A lot of where the Sharks are going wrong at the moment is around their decision making, and with Am there the decision making has already improved markedly.
“I thought Lukhanyo was really good, it was his first game back and he showed his class,” said Plumtree.
“The guy pulls the trigger on the right options just because of his experience. That’s the standard and we’ve got guys around that are aspiring to be like him.”
SHARKS NOW PLAYING TO STRENGTHS OUT WIDE
There should be a similar rub off of experience when the other Boks return.
With Aphiwe Dyantyi showing signs in this early stage of his comeback to the playing field after four years away that he will rediscover the form that made him the 2018 international breakthrough player of the year, Aphelele Fassi proving a potent attacking threat from the back and full of running, and the pace of Makazole Mapimpi also returning, the Sharks will have plenty of class out wide when they are at full strength.
The Sharks now have a game-plan that will feed those strengths, and that could spell trouble for future opponents.
Of course, it might take time to synergise the Boks into the system - Am has trained with the team more than the players in the initial 2023 World Cup squad because he wasn’t in France in the first five weeks - and Plumtree might have a difficult decision to make after Saturday’s clash with the Welsh club, the Dragons.
DATE WITH BULLS LOOMS LARGE
The Sharks face their first derby of the new season on 2 December, and it is at Loftus against arguably South Africa’s form team in the URC so far, the Vodacom Bulls.
With the Sharks in a position where they already can’t afford to drop any more games if they are to harbour hopes of making the top four, which signifies home ground advantage in the playoffs, the Pretoria clash is going to be crucial for the Sharks and Plumtree may have to weigh up the obvious advantages the Boks bring against continuity and the growth shown by the team that played against Connacht.
Of course, no-one will leave Eben Etzebeth out if he is available to play and eager to do so, and ditto Ox Nche, so maybe it’s more about Plumtree establishing how hungry and ready those players are after their three weeks of celebration following the World Cup, and how quickly he can get them assimilated into the system in training.
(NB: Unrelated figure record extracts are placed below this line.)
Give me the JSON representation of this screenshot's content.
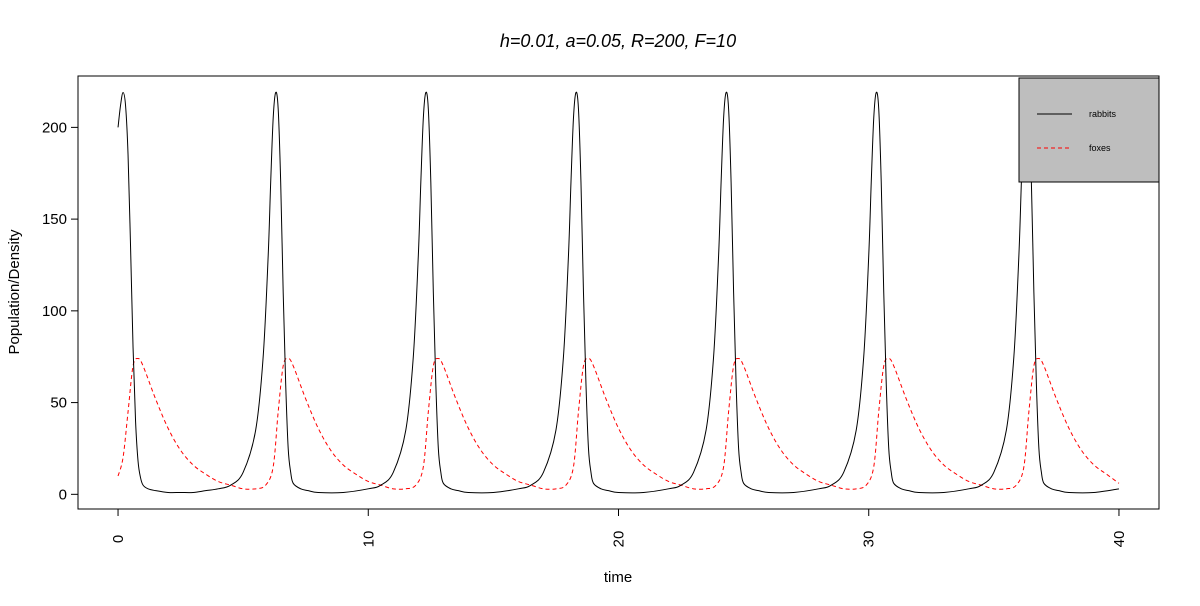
{
  "chart_data": {
    "type": "line",
    "title": "h=0.01, a=0.05, R=200, F=10",
    "xlabel": "time",
    "ylabel": "Population/Density",
    "xlim": [
      -1.6,
      41.6
    ],
    "ylim": [
      -8,
      228
    ],
    "x_ticks": [
      0,
      10,
      20,
      30,
      40
    ],
    "x_tick_labels": [
      "0",
      "10",
      "20",
      "30",
      "40"
    ],
    "y_ticks": [
      0,
      50,
      100,
      150,
      200
    ],
    "y_tick_labels": [
      "0",
      "50",
      "100",
      "150",
      "200"
    ],
    "grid": false,
    "legend": {
      "position": "top-right",
      "background": "#bebebe"
    },
    "series": [
      {
        "name": "rabbits",
        "color": "#000000",
        "dash": "solid",
        "points": [
          [
            0,
            200
          ],
          [
            0.1,
            212
          ],
          [
            0.2,
            219
          ],
          [
            0.3,
            212
          ],
          [
            0.4,
            185
          ],
          [
            0.5,
            135
          ],
          [
            0.6,
            80
          ],
          [
            0.7,
            40
          ],
          [
            0.8,
            18
          ],
          [
            0.9,
            9
          ],
          [
            1.0,
            5
          ],
          [
            1.2,
            3
          ],
          [
            1.5,
            2
          ],
          [
            2.0,
            1
          ],
          [
            2.5,
            1
          ],
          [
            3.0,
            1
          ],
          [
            3.5,
            2
          ],
          [
            4.0,
            3
          ],
          [
            4.5,
            5
          ],
          [
            5.0,
            12
          ],
          [
            5.5,
            35
          ],
          [
            5.8,
            75
          ],
          [
            6.0,
            130
          ],
          [
            6.1,
            170
          ],
          [
            6.2,
            205
          ],
          [
            6.3,
            219
          ],
          [
            6.4,
            210
          ],
          [
            6.5,
            170
          ],
          [
            6.6,
            110
          ],
          [
            6.7,
            60
          ],
          [
            6.8,
            25
          ],
          [
            6.9,
            12
          ],
          [
            7.0,
            6
          ],
          [
            7.3,
            3
          ],
          [
            7.6,
            2
          ],
          [
            8.0,
            1
          ],
          [
            9.0,
            1
          ],
          [
            10.0,
            3
          ],
          [
            10.5,
            5
          ],
          [
            11.0,
            12
          ],
          [
            11.5,
            35
          ],
          [
            11.8,
            75
          ],
          [
            12.0,
            130
          ],
          [
            12.1,
            170
          ],
          [
            12.2,
            205
          ],
          [
            12.3,
            219
          ],
          [
            12.4,
            210
          ],
          [
            12.5,
            170
          ],
          [
            12.6,
            110
          ],
          [
            12.7,
            60
          ],
          [
            12.8,
            25
          ],
          [
            12.9,
            12
          ],
          [
            13.0,
            6
          ],
          [
            13.3,
            3
          ],
          [
            13.6,
            2
          ],
          [
            14.0,
            1
          ],
          [
            15.0,
            1
          ],
          [
            16.0,
            3
          ],
          [
            16.5,
            5
          ],
          [
            17.0,
            12
          ],
          [
            17.5,
            35
          ],
          [
            17.8,
            75
          ],
          [
            18.0,
            130
          ],
          [
            18.1,
            170
          ],
          [
            18.2,
            205
          ],
          [
            18.3,
            219
          ],
          [
            18.4,
            210
          ],
          [
            18.5,
            170
          ],
          [
            18.6,
            110
          ],
          [
            18.7,
            60
          ],
          [
            18.8,
            25
          ],
          [
            18.9,
            12
          ],
          [
            19.0,
            6
          ],
          [
            19.3,
            3
          ],
          [
            19.6,
            2
          ],
          [
            20.0,
            1
          ],
          [
            21.0,
            1
          ],
          [
            22.0,
            3
          ],
          [
            22.5,
            5
          ],
          [
            23.0,
            12
          ],
          [
            23.5,
            35
          ],
          [
            23.8,
            75
          ],
          [
            24.0,
            130
          ],
          [
            24.1,
            170
          ],
          [
            24.2,
            205
          ],
          [
            24.3,
            219
          ],
          [
            24.4,
            210
          ],
          [
            24.5,
            170
          ],
          [
            24.6,
            110
          ],
          [
            24.7,
            60
          ],
          [
            24.8,
            25
          ],
          [
            24.9,
            12
          ],
          [
            25.0,
            6
          ],
          [
            25.3,
            3
          ],
          [
            25.6,
            2
          ],
          [
            26.0,
            1
          ],
          [
            27.0,
            1
          ],
          [
            28.0,
            3
          ],
          [
            28.5,
            5
          ],
          [
            29.0,
            12
          ],
          [
            29.5,
            35
          ],
          [
            29.8,
            75
          ],
          [
            30.0,
            130
          ],
          [
            30.1,
            170
          ],
          [
            30.2,
            205
          ],
          [
            30.3,
            219
          ],
          [
            30.4,
            210
          ],
          [
            30.5,
            170
          ],
          [
            30.6,
            110
          ],
          [
            30.7,
            60
          ],
          [
            30.8,
            25
          ],
          [
            30.9,
            12
          ],
          [
            31.0,
            6
          ],
          [
            31.3,
            3
          ],
          [
            31.6,
            2
          ],
          [
            32.0,
            1
          ],
          [
            33.0,
            1
          ],
          [
            34.0,
            3
          ],
          [
            34.5,
            5
          ],
          [
            35.0,
            12
          ],
          [
            35.5,
            35
          ],
          [
            35.8,
            75
          ],
          [
            36.0,
            130
          ],
          [
            36.1,
            170
          ],
          [
            36.2,
            205
          ],
          [
            36.3,
            219
          ],
          [
            36.4,
            210
          ],
          [
            36.5,
            170
          ],
          [
            36.6,
            110
          ],
          [
            36.7,
            60
          ],
          [
            36.8,
            25
          ],
          [
            36.9,
            12
          ],
          [
            37.0,
            6
          ],
          [
            37.3,
            3
          ],
          [
            37.6,
            2
          ],
          [
            38.0,
            1
          ],
          [
            39.0,
            1
          ],
          [
            40.0,
            3
          ]
        ]
      },
      {
        "name": "foxes",
        "color": "#ff0000",
        "dash": "dashed",
        "points": [
          [
            0,
            10
          ],
          [
            0.2,
            20
          ],
          [
            0.4,
            45
          ],
          [
            0.6,
            70
          ],
          [
            0.8,
            74
          ],
          [
            1.0,
            70
          ],
          [
            1.5,
            52
          ],
          [
            2.0,
            36
          ],
          [
            2.5,
            24
          ],
          [
            3.0,
            16
          ],
          [
            3.5,
            11
          ],
          [
            4.0,
            7
          ],
          [
            4.5,
            5
          ],
          [
            5.0,
            3
          ],
          [
            5.5,
            3
          ],
          [
            5.9,
            5
          ],
          [
            6.2,
            15
          ],
          [
            6.4,
            45
          ],
          [
            6.6,
            70
          ],
          [
            6.8,
            74
          ],
          [
            7.0,
            70
          ],
          [
            7.5,
            52
          ],
          [
            8.0,
            36
          ],
          [
            8.5,
            24
          ],
          [
            9.0,
            16
          ],
          [
            9.5,
            11
          ],
          [
            10.0,
            7
          ],
          [
            10.5,
            5
          ],
          [
            11.0,
            3
          ],
          [
            11.5,
            3
          ],
          [
            11.9,
            5
          ],
          [
            12.2,
            15
          ],
          [
            12.4,
            45
          ],
          [
            12.6,
            70
          ],
          [
            12.8,
            74
          ],
          [
            13.0,
            70
          ],
          [
            13.5,
            52
          ],
          [
            14.0,
            36
          ],
          [
            14.5,
            24
          ],
          [
            15.0,
            16
          ],
          [
            15.5,
            11
          ],
          [
            16.0,
            7
          ],
          [
            16.5,
            5
          ],
          [
            17.0,
            3
          ],
          [
            17.5,
            3
          ],
          [
            17.9,
            5
          ],
          [
            18.2,
            15
          ],
          [
            18.4,
            45
          ],
          [
            18.6,
            70
          ],
          [
            18.8,
            74
          ],
          [
            19.0,
            70
          ],
          [
            19.5,
            52
          ],
          [
            20.0,
            36
          ],
          [
            20.5,
            24
          ],
          [
            21.0,
            16
          ],
          [
            21.5,
            11
          ],
          [
            22.0,
            7
          ],
          [
            22.5,
            5
          ],
          [
            23.0,
            3
          ],
          [
            23.5,
            3
          ],
          [
            23.9,
            5
          ],
          [
            24.2,
            15
          ],
          [
            24.4,
            45
          ],
          [
            24.6,
            70
          ],
          [
            24.8,
            74
          ],
          [
            25.0,
            70
          ],
          [
            25.5,
            52
          ],
          [
            26.0,
            36
          ],
          [
            26.5,
            24
          ],
          [
            27.0,
            16
          ],
          [
            27.5,
            11
          ],
          [
            28.0,
            7
          ],
          [
            28.5,
            5
          ],
          [
            29.0,
            3
          ],
          [
            29.5,
            3
          ],
          [
            29.9,
            5
          ],
          [
            30.2,
            15
          ],
          [
            30.4,
            45
          ],
          [
            30.6,
            70
          ],
          [
            30.8,
            74
          ],
          [
            31.0,
            70
          ],
          [
            31.5,
            52
          ],
          [
            32.0,
            36
          ],
          [
            32.5,
            24
          ],
          [
            33.0,
            16
          ],
          [
            33.5,
            11
          ],
          [
            34.0,
            7
          ],
          [
            34.5,
            5
          ],
          [
            35.0,
            3
          ],
          [
            35.5,
            3
          ],
          [
            35.9,
            5
          ],
          [
            36.2,
            15
          ],
          [
            36.4,
            45
          ],
          [
            36.6,
            70
          ],
          [
            36.8,
            74
          ],
          [
            37.0,
            70
          ],
          [
            37.5,
            52
          ],
          [
            38.0,
            36
          ],
          [
            38.5,
            24
          ],
          [
            39.0,
            16
          ],
          [
            39.5,
            11
          ],
          [
            40.0,
            6
          ]
        ]
      }
    ]
  }
}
NO TURNING AWAY FROM CURRENT PATH
One thing the Sharks definitely won’t be doing under Plumtree is letting the results dictate that they should move away from the path that the Kiwi has put them on since he returned to Durban at the start of the off-season after 10 years away.
“I’m loving the mindset [of the players], they’re doing everything that I’m asking them to do and I’ve got to take some responsibility for that as well,” said the former All Black and Ireland assistant coach.
“We’re playing a different style of rugby to what the Sharks have played in a number of years and we are doing it with the same players. So there will be teething problems and with the skill sets of some players (not being up to scratch) it is challenging.
“But I’m not going back to kicking the ball away and trying to create opportunities through luck. I want to build pressure through us playing good rugby. I don’t like losing and I’ve never lost this many games in a row before. So it’s new for me too. But understand this: on Monday, we’re our hardest critics. The media will go hard at us but it won’t be as hard as we go on ourselves, so we’ll be okay.”